Fleischer's The Narrow Margin is the major precedent, Clint Eastwood's comic-strip dilation is a valiant rehabilitation of the classical hero in the midst of Seventies paranoia. A jazzy overture succinctly sketches the blinkered cop with a whiskey bottle shattered on the pavement and a sneer at the Phoenix sunrise, "I just do what I'm told" and what he's told is to head to Las Vegas to escort "a nothing witness for a nothing trial." The hooker (Sondra Locke) is a Finch grad who answers a slap to the face with a kick to the balls, her protector blinks in mock-shock at her saltiness.

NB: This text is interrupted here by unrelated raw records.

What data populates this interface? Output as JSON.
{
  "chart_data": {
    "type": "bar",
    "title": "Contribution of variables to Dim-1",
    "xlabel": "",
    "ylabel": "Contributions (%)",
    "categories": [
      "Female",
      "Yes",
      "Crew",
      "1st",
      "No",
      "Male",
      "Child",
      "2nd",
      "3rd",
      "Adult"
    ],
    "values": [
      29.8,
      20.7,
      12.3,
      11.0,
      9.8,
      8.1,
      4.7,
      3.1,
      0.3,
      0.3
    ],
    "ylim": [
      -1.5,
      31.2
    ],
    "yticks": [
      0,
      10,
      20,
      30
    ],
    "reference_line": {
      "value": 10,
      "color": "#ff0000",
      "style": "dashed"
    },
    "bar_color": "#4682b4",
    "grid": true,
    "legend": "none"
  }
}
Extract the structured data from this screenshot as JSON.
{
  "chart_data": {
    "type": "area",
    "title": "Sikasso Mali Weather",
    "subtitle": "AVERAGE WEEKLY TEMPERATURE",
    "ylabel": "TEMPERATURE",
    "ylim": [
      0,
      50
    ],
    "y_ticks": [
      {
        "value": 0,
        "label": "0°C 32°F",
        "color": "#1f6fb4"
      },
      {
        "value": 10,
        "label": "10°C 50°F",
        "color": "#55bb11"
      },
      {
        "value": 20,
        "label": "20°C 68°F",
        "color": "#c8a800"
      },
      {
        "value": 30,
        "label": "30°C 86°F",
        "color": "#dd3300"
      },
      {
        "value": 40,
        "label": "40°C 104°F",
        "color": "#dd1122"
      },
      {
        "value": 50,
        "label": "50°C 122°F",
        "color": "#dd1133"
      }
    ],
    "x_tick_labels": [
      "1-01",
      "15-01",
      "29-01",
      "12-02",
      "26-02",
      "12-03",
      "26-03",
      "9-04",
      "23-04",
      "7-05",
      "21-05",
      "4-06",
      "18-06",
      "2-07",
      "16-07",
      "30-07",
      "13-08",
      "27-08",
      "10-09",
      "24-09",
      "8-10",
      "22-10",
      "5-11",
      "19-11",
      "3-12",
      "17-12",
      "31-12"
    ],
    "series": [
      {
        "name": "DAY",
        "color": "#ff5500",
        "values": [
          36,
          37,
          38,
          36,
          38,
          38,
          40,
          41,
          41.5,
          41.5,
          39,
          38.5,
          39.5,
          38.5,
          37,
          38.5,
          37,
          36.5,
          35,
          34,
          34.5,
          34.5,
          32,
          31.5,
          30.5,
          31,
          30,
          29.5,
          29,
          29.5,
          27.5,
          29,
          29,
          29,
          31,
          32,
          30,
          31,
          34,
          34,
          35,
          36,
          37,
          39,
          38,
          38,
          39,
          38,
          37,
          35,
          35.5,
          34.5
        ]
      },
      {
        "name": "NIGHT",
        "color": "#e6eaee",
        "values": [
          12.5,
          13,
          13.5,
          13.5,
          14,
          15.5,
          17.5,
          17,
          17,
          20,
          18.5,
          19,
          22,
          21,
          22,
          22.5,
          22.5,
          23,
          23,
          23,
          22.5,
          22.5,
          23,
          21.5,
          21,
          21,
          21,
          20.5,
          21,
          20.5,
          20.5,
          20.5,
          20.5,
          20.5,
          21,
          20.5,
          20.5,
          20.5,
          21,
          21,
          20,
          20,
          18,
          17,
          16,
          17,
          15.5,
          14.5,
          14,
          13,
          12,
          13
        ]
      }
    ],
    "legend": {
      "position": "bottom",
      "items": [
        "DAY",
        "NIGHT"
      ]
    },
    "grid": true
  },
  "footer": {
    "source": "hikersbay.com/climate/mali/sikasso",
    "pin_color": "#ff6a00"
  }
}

By ambulance and patrol cruiser and chopper and freight train, "big tin-star egomaniacs" everywhere. To Eastwood the essence of directing is the interplay of building and razing, thus multiple planes framed through a police-car windshield (pink soda cans and dangling handcuffs are keen compositional elements) following the Keaton joke of a bungalow crumbling from a voluminous fusillade. ("God makes house calls," reads a billboard, later rhymed in the pitch-black desert suddenly illuminated by headlights and gun blasts, "God gives eternal life.") The Birds in the phone booth with a helicopter modulates into North by Northwest by way of Chuck Jones, the lines between flatfoot and whore and commissioner and mobster are underlined starkly out of Der Prozeß. "Now I got the big case, and I'm picked to go down with it." Decisive interludes in motel rooms, the lunkhead coming to terms with his illusions and the heroine changing her life with two phone calls, a matter of getting a job done. The armored-bus finale is a remarkable invocation of The Wild Bunch, sometimes taking on the system feels like riding through a storm of bullets. "Can you handle it or should I write it in braille and shove it up your ass?" With Pat Hingle, William Prince, Bill McKinney, and Michael Cavanaugh.